The second reason, though, is that NBC cancelled Freaks and Geeks after just 12 episodes of an 18-episode season, and there is nothing but proof that this was a colossal mistake.But once it went away, Freaks and Geeks managed to slather its fingerprints all over popular culture for the next two decades. Its creator? Paul Feig, of Bridesmaids fame (and latterly Last Christmas, but let’s forget about that). Its producer? Judd Apatow, of nearly all American comedy from the past decade. Its cast? Where to start! Freaks and Geeks had an ensemble unparalleled in its potential: Seth Rogen, Jason Segel, Linda Cardellini, Busy Phillips, Martin Starr and James Franco. Almost everyone who appeared on the show went on to become a movie star. It’s hard not to try and imagine the looks on the faces of the NBC executives once they realised what had slipped through their fingers.

But Freaks and Geeks isn’t just a fun little Before They Were Famous yearbook. It’s also, arguably, the most finely observed comedy-drama about school ever made. The experience of feeling like an outsider at the most emotionally vulnerable time of your life is so universal that I defy anyone not to connect with it on some level. Even reading the line about Feig’s inspiration for the show – “I saw this group of tough girls walking on the other side of the street, smoking. There was one girl who was trying to look tough, but that’s not who she was” – manages to pierce your defences in a single stroke.

Everyone has a Freaks and Geeks character to whom they can connect. There’s Lindsay, based on the girl who Feig saw smoking. There’s Daniel, who uses studied apathy to cover his anxiety about his intelligence. There’s Sam, who in one episode turns up to school in a soft denim monstrosity called a Parisian Nightsuit, and whose humiliation is so total that I still find it quite hard to watch. Every character is trying, with varying degrees of success, to style out their own deep insecurities. It is deeply, deeply relatable.

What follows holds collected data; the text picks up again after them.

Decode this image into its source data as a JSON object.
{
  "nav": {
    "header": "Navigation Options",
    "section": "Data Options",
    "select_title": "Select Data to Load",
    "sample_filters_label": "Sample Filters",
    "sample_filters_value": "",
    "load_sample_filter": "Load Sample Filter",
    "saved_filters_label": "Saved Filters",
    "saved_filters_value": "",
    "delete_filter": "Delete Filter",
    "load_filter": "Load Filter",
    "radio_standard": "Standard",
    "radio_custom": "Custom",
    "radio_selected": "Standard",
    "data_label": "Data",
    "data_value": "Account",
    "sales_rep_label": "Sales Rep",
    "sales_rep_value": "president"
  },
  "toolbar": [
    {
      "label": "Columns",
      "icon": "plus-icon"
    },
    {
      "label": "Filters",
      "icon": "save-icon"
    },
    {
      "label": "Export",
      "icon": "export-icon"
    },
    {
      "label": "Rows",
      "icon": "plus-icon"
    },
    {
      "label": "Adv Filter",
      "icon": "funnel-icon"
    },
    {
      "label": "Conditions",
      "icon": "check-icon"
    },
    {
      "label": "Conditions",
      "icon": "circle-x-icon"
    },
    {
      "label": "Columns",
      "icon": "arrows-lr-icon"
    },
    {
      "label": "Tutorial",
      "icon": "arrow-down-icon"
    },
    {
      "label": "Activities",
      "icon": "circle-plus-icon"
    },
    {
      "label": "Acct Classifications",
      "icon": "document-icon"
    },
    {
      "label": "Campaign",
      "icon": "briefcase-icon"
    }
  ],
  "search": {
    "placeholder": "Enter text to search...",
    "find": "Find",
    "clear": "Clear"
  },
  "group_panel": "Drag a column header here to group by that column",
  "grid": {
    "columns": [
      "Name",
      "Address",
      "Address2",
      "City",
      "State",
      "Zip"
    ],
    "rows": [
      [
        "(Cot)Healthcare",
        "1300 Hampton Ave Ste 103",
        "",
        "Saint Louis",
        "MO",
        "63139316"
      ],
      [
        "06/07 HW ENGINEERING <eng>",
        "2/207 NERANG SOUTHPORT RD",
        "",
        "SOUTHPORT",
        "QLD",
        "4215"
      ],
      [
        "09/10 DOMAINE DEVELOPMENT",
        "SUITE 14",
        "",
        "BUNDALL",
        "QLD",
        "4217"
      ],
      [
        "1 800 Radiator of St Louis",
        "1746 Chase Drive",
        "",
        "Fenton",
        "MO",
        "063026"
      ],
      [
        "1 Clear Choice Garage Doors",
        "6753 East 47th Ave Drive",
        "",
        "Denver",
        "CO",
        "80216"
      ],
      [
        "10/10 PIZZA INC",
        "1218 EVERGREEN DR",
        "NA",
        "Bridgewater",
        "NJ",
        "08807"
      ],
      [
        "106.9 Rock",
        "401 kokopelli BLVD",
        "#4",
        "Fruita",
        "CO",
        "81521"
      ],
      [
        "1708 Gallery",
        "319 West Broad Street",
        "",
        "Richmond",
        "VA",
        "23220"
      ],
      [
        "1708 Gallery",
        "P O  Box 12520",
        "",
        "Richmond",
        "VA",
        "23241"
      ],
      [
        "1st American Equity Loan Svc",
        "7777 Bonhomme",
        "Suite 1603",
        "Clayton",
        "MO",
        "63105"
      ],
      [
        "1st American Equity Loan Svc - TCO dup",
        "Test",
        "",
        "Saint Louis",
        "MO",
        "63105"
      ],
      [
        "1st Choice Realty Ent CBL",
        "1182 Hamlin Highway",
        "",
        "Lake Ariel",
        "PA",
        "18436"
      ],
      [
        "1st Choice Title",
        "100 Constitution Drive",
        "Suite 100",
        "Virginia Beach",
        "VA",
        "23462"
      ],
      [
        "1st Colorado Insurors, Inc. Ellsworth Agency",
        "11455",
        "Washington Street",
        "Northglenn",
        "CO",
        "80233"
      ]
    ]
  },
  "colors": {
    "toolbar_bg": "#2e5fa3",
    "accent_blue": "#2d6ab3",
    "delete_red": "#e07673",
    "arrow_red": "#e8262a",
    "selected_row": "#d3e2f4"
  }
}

Of course, we’re now living in the golden age of teen TV. To watch Freaks and Geeks for the first time in 2019 is to get a slightly diluted experience, now that the world is packed silly with shows about high school outsiders. But it’s important to note that none of them would exist without Freaks and Geeks; not Sex Education, not PEN15, not Big Mouth. The impact caused by Freaks and Geeks is enormous. If you haven’t seen it, watch all 18 episodes immediately. And if you have, then why not geek out all over again?